State v. Ray Bell Oil Co. (1983) nmctapp · cites it 9× “NMSA 1978, § 57-1-15 (Cum.Supp.1982), also enacted in 1979, reads: Unless otherwise provided in the Antitrust Act [57-1-1 to 57-1-15 NMSA 1978], the Antitrust Act shall be construed in harmony with judicial interpretations of the federal antitrust laws.”
Leyba v. Renger (1994) nmd · cites it 2× “Partial summary judgment on Plaintiffs tying arrangement, monopolization, and group boycott claims is hereby entered in favor of Defendants and against Plaintiff.”
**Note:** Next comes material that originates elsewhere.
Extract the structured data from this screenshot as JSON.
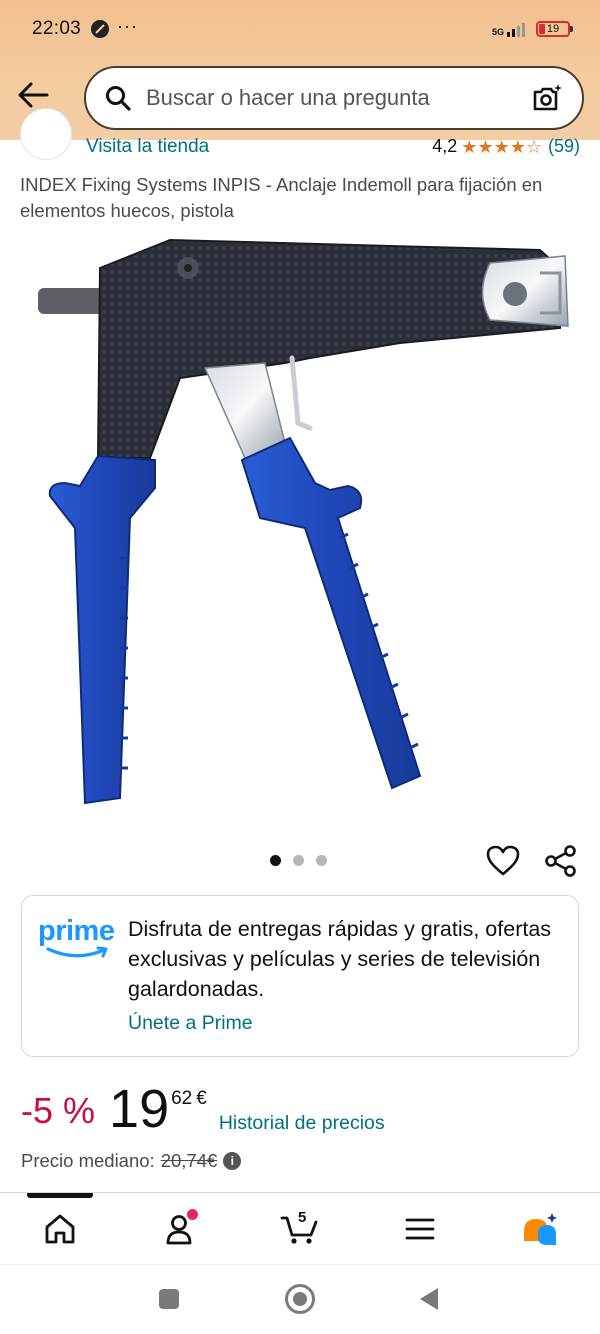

Singh v. Memorial Medical Center, Inc. (2008) nmd · cites it 2× “Plaintiffs also bring a claim under the New Mexico Antitrust Act, N.M. Stat. Ann. § 57-1-1 . This law is patterned after Section 1 of the Sherman Antitrust Act, and mandates a construction "in harmony with judicial interpretations of the federal antitrust laws.”
Time Insurance v. Astrazeneca AB (2014) paed “§ 356:14 (2010) (same); N.M. Stat. Ann. § 57-1-15 (same); Or.Rev.”